A 17-year-old teen, Nathan Kotylak, from Burnaby, B.C. has turned himself in to the police Saturday after images appeared of him holding a burning shirt to an open gas tank of a Police cruiser worth over 5000$ during the Wednesday Stanley Cup riot.
Kotylak, a Vancouver elite water polo player from Maple Ridge , B.C., was identified by two sources who requested anonymity: a person associated with his elite water polo team and a family member who called the Vancouver Province.
The 17-year-old is noticeable for the notable pair of blue and orange running shoes he was wearing. He has not been charged, nor have the police mentioned about whether is to be investigated.
Kotylak comes from a well-to-do family in Maple Ridge, a community east of Vancouver, where his father, Dr. Greg Kotylak, is a general surgeon, his mother, Josephine Kotylak is a registered nurse considerably involved in water polo administration. The Kotylaks reportedly live in a $938,000 house.
Greg Kotylak told Global B.C., also noting that it was his son's decision to publicly apologize. Nathan's behaviour that night does not reflect his true character.
The teen is finishing Grade 12 at Meadowridge High School and has received a partial scholarship from Water Polo Canada to attend the University of Calgary, where he plans to study kinesiology.

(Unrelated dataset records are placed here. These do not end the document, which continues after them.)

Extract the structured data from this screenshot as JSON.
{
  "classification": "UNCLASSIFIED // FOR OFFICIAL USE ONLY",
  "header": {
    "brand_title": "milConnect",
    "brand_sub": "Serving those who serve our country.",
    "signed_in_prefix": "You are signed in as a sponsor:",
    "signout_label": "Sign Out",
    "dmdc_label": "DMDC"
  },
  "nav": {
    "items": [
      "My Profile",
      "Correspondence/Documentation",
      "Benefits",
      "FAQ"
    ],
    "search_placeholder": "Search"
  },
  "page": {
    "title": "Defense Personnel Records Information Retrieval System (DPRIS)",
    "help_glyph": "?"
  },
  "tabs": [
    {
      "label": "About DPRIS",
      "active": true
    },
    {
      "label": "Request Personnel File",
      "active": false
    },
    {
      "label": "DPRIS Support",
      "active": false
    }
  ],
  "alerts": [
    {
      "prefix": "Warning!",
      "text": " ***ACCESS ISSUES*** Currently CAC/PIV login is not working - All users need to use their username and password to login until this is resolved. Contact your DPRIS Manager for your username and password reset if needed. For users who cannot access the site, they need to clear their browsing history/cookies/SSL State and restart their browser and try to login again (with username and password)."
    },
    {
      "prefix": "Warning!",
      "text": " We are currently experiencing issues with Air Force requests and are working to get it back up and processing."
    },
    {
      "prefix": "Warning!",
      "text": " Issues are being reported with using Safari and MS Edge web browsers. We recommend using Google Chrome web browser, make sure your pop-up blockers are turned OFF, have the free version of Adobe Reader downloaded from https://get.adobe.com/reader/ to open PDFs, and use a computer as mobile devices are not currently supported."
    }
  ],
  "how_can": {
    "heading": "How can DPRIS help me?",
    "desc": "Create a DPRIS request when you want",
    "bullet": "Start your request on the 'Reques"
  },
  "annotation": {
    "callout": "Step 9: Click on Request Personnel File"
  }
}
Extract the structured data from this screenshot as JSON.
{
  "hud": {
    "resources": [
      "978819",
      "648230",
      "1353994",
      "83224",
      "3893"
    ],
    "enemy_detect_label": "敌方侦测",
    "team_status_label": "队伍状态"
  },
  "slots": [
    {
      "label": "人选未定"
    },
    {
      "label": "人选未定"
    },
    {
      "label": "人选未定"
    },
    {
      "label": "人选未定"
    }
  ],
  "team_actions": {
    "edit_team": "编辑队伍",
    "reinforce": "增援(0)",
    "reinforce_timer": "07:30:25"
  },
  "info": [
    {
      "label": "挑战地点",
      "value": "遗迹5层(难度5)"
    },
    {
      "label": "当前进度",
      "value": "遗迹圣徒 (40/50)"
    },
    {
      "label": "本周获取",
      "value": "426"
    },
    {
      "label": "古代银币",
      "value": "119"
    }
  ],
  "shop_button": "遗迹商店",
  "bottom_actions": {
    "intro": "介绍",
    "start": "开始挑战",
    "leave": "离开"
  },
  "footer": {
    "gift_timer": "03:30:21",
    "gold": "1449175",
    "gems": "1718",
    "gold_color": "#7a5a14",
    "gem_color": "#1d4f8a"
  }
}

Water Polo Canada confirmed Friday one of its athletes had been suspended pending an internal investigation and hearing. David Soul, executive director of the B.C. Water Polo Association, said he had seen better days.
The incident happened during the early stages of what turned into a five-hour long riot which made serious damage to police resources and caused millions in damages. If you want to manage a 100,000 crowd effectively, without having it turn into a riot, then we need probably 5,000 police officers, according to Vancouver's top cop, Mr Chu.
Vancouver's Premier, Christy Clark pledged Friday Those people who were involved in this, we will catch you, the premier said to thunderous applause. This investigation needs to happen quickly, it needs to be decisive, it needs to be well done and the provincial resources will be there to make sure it happens.
During the 2010 Games Olympics, there was a security team of 15,300, which included 6,000 police officers from across Canada and 4,500 members of the Canadian military.
Photographer Jonathan McMorran, who supplied the pictures to the Vancouver Province, is convinced the man was trying to set the vehicle alight.
He can't say for certain that the man in the picture was the one who succeeded in starting the blaze, because three or four people were making attempts inside the car.
When the car actually caught fire six minutes later at 8:32 p.m., the blaze was started from inside the vehicle, said McMorran, 28, of Vancouver.
But Vancouver Mayor Gregor Robertson insisted there was no advance warning that troublemakers were planning to disrupt the celebrations.
Radio 1040 sports host David Pratt believes that for some of the culprits a forethought was involved in the incident.
This wasn't a stupid, spontaneous, drunken act, he said. You actually have to do a bunch of things to set fire to a gas tank.
Pratt called for jail time to be handed out for people convicted of criminal offences.
The burning of the police cruiser has generated almost 1,000 comments on a Facebook page set up to condemn the act.
One of the Facebook user, Chris Cheung, wrote to let justice take its course. He is innocent until proven guilty.

If we descend to mob justice, we are no better than the rioters, Cheung wrote.
Phone calls and emails to the family were not immediately returned.
Ridge Meadows RCMP admitted calls have been received about his possible involvement, but referred all questions to Vancouver Police, who had no immediate comment.